Christine joined the precursor of Unimutual in July 2003 after gaining 12 years experience working in the Risk Management Office at the University of Sydney in the positions of Insurance Claims Officer and then subsequently as Insurance Manager a position which she held for 11 years. Prior to the positions held at the University of Sydney, Christine also held positions within the insurance industry with various insurers and a broker. Christine is currently a Fellow of the Australian and New Zealand Institute of Insurance and Finance, and a Member of the Risk Management Institute of Australasia.
What is your role at Regis?
My role at Regis is the Unimutual Member Services Manager. The role enables me to be involved in all aspects of the mutual including underwriting, risk management, claims and of course member services which includes the management of renewals, documentation, the online system and the annual conference. The role allows me to engage directly with the Members which has led me to meet some amazing individuals.
When was Unimutual established and who was it designed for?
Thirty years ago, commercial insurers were abandoning cover that they believed could not be underwritten economically. However, this cover was critical to universities and their unique set of risks. As a result, in 1989, the higher education sector decided to exercise control over its own destiny to protect itself from uncertainty in a challenging market where coverage was becoming expensive and difficult to obtain.
Unimutual was established to provide this cover for Australian universities, higher education providers and associated entities against a variety of specific risks, thereby giving the sector a more comprehensive and efficient alternative to traditional commercial insurance.
Born from a desire among its Members to have greater control over the particular costs and risks faced by higher education institutions, Unimutual today continues to provide a combination of comprehensive cover, value added advice and deep education sector knowledge that our Members tell us they find invaluable. This approach is as important today as it was in 1989.
What makes Unimutual different to insurers?
Unimutual is owned and controlled by the Members for the sole benefit and interest of the membership, Unimutual exists to deliver strategic and economic value to the higher education sector by supporting teaching and research through competitive pricing and unrivalled breadth of cover for essential property and liability protection. Unlike commercial insurance companies, its only goal is to provide value to our Members, not the pursuit of profit.
What led you to working in finance and insurance?
I fell into the insurance sector by accident. But once in the sector I discovered the diversity of options that existed within the insurance industry and in undertaking many insurance related educational courses through TAFE and University discovered a passion for lifelong learning.
If any, what challenges have you experienced as a woman in business during your career?
Personally, I have been very fortunate in my working career to have had extremely supportive Managers (all of whom have been male). I have always been encouraged and supported when I choose to undertake insurance related studies including the ANZIFF Fellowship. Whilst at the University of Sydney I started a family and was supported with a full home office set up which gave me the flexibility of working from home. I don’t feel that my gender hindered in any way my career progress.
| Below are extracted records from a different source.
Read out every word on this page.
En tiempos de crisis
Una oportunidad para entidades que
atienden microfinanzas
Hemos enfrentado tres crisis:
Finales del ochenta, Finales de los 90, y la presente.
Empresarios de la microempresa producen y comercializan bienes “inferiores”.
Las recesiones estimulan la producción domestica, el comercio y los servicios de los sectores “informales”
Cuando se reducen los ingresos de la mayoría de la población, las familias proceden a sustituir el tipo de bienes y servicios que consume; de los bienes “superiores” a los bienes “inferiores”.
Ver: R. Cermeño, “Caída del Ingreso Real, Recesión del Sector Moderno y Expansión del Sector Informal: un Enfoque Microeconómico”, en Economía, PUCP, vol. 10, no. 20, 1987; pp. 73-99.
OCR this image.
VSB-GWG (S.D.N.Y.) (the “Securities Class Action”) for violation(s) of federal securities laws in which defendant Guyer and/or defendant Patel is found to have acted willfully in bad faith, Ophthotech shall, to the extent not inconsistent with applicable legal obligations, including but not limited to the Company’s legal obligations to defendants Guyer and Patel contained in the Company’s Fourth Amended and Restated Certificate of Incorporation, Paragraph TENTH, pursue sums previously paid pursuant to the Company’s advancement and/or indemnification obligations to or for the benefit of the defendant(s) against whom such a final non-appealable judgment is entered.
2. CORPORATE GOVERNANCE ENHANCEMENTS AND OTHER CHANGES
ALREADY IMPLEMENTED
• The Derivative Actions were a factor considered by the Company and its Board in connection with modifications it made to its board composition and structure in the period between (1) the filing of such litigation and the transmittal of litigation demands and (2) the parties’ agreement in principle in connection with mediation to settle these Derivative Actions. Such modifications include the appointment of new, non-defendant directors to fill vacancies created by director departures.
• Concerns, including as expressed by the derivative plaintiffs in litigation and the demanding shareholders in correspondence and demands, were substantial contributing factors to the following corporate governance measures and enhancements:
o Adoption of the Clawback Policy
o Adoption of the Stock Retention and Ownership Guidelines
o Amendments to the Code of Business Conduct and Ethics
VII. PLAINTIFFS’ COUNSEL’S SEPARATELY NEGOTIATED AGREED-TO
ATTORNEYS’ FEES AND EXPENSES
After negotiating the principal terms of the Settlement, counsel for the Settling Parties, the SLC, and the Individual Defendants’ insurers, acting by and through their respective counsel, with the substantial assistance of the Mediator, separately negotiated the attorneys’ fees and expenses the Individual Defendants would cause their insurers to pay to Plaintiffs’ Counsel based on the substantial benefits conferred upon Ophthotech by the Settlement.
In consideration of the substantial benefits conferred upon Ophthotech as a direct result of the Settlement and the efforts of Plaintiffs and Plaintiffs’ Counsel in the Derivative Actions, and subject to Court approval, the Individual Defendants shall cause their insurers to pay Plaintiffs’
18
Why is gender balance and having a more diverse workforce important, especially in senior management teams?
Diverse workforces in gender, nationality, age and backgrounds are important for the development and growth of a company. For a company to grow and adapt to a rapidly changing environment it requires the creativity and innovation from a variety of individuals. Different individuals will see problems and solutions in different ways. By having a diverse cooperative senior management team, the probability of finding a good solution to a problem is increased. There is also great deal of diversity amongst our Members and as such it is important that our team can engage with a wide range of people with different backgrounds who think in different ways.
How can the insurance industry attract, retain and develop greater diversity in the workplace?
Flexibility in the workplace is a key driver to attracting and retaining staff as a work life balance is highly rated. Providing the opportunity and encouraging lifelong learning is also important not only for the individuals own growth but also in the success of the company. Providing the opportunity for staff to provide input and discuss ideas in a collaborative and nonthreatening environment.
What is your proudest achievement?
I am proud to have been involved in the development and growth of Unimutual over the past 30 years. Either as a Member with involvement in the Unimutual Technical Committee and then as part of Unimutual working on improving the services provided to Members. What has given me the greatest satisfaction during my time with Unimutual is being able to develop and implement an online system to enable the efficient collection and storage of the Members underwriting, protections and claims data.
What is one piece of advice would you give any aspiring business managers reading this?
There are a few pieces of advice which I would like to impart to aspiring business managers:
Be open minded when approached with an idea that may not follow your current strategy or belief.
Listen to the idea not the individual proposing the idea.
Strive to learn something new each day.
Be supportive and encourage lifelong learning.
Be aware of your potential unconscious biases which may lead you to make certain decisions.